God describes this renewed understanding of covenant in the most intimate of terms. “I will put my law within them, and I will write it”—tattoo it?—“on their hearts; and I will be their God, and they shall be my people” (31:33).

Greg Boyle tells another story about a homie named Miguel. As a little child, Miguel had been mistreated and abused by his family. Then one day they abandoned him. He grew up an orphan. Over a recent Thanksgiving holiday, he had no family to join, so he invited several other homies who were orphans like him over to his home. Later, he proudly told Greg that he had cooked a turkey. “How’d you do that?” Greg asked. “You know, ghetto-style,” he replied. When Greg shared that he wasn’t familiar with the recipe, Miguel explained, “Well, you just rub it with a gang a’ butter, throw a bunch a’ salt and pepper on it, squeeze a couple of limones over it and put it in the oven. It tasted proper.” Marveling over Miguel’s hospitality and kindness of heart, Greg asked him, “How do you do it? I mean, given all that you’ve been through—all the pain and stuff you’ve suffered—how are you like the way you are?” Miguel responded, “You know, I always suspected that there was something of goodness in me, but I just couldn’t find it. Until one day,”—he quieted a bit—“one day, I discovered it in here, in my heart. I found it…goodness. And ever since that day, I have always known who I was. And now, nothing can touch me.”[2]

Miguel had discovered the ancient, everlasting covenant of which Jeremiah spoke. Just like Sharkey before him, who gave us an updated translation of Jeremiah, “Dang, G…I’m gonna tattoo that on my heart.” This covenant written on our heart is not that our temples will stand forever and that we will be successful in all that we do. It’s deeper than that. It’s a covenant of God’s care, and it will be standing even when our temples collapse. (And for some of us, it may be only when our temples collapse that we become fully aware of it.) It’s a covenant that cannot be broken by the past or anything we’ve done or even death itself. When this covenant is written on our heart, when God’s love defines us, everything is transformed.
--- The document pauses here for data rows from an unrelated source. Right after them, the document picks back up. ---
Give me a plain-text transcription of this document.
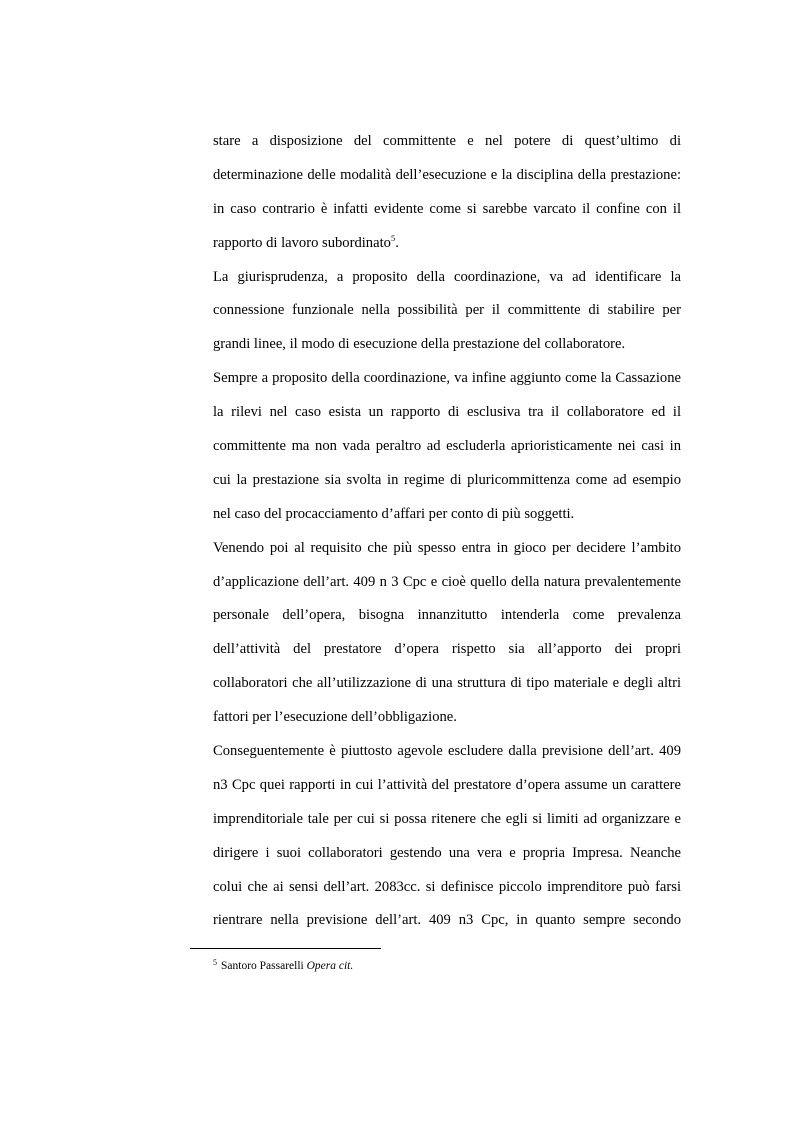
stare a disposizione del committente e nel potere di quest’ultimo di
determinazione delle modalità dell’esecuzione e la disciplina della prestazione:
in caso contrario è infatti evidente come si sarebbe varcato il confine con il
rapporto di lavoro subordinato$^5$.
La giurisprudenza, a proposito della coordinazione, va ad identificare la
connessione funzionale nella possibilità per il committente di stabilire per
grandi linee, il modo di esecuzione della prestazione del collaboratore.
Sempre a proposito della coordinazione, va infine aggiunto come la Cassazione
la rilevi nel caso esista un rapporto di esclusiva tra il collaboratore ed il
committente ma non vada peraltro ad escluderla aprioristicamente nei casi in
cui la prestazione sia svolta in regime di pluricommittenza come ad esempio
nel caso del procacciamento d’affari per conto di più soggetti.
Venendo poi al requisito che più spesso entra in gioco per decidere l’ambito
d’applicazione dell’art. 409 n 3 Cpc e cioè quello della natura prevalentemente
personale dell’opera, bisogna innanzitutto intenderla come prevalenza
dell’attività del prestatore d’opera rispetto sia all’apporto dei propri
collaboratori che all’utilizzazione di una struttura di tipo materiale e degli altri
fattori per l’esecuzione dell’obbligazione.
Conseguentemente è piuttosto agevole escludere dalla previsione dell’art. 409
n3 Cpc quei rapporti in cui l’attività del prestatore d’opera assume un carattere
imprenditoriale tale per cui si possa ritenere che egli si limiti ad organizzare e
dirigere i suoi collaboratori gestendo una vera e propria Impresa. Neanche
colui che ai sensi dell’art. 2083cc. si definisce piccolo imprenditore può farsi
rientrare nella previsione dell’art. 409 n3 Cpc, in quanto sempre secondo
$^5$ Santoro Passarelli Opera cit.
It’s like we were in a prison of our own making, and suddenly we are free. Nothing can touch us because we know who we are. We are God’s beloved, and we are here to love.

Prayer

Tender father and mother of us all,
God of steadfast care—
Help us to accept
Our past,
Its difficult consequences,
And our responsibility

And help us to know
What defines us—
Not these things
But what is written on our heart:
Your love,
Which is making all things new.
In Christ, our brother: Amen.


[1] Gregory Boyle, Tattoos on the Heart: The Power of Boundless Compassion (New York: Free, 2010), xiv.

[2] Boyle, Tattoos on the Heart, 88-89.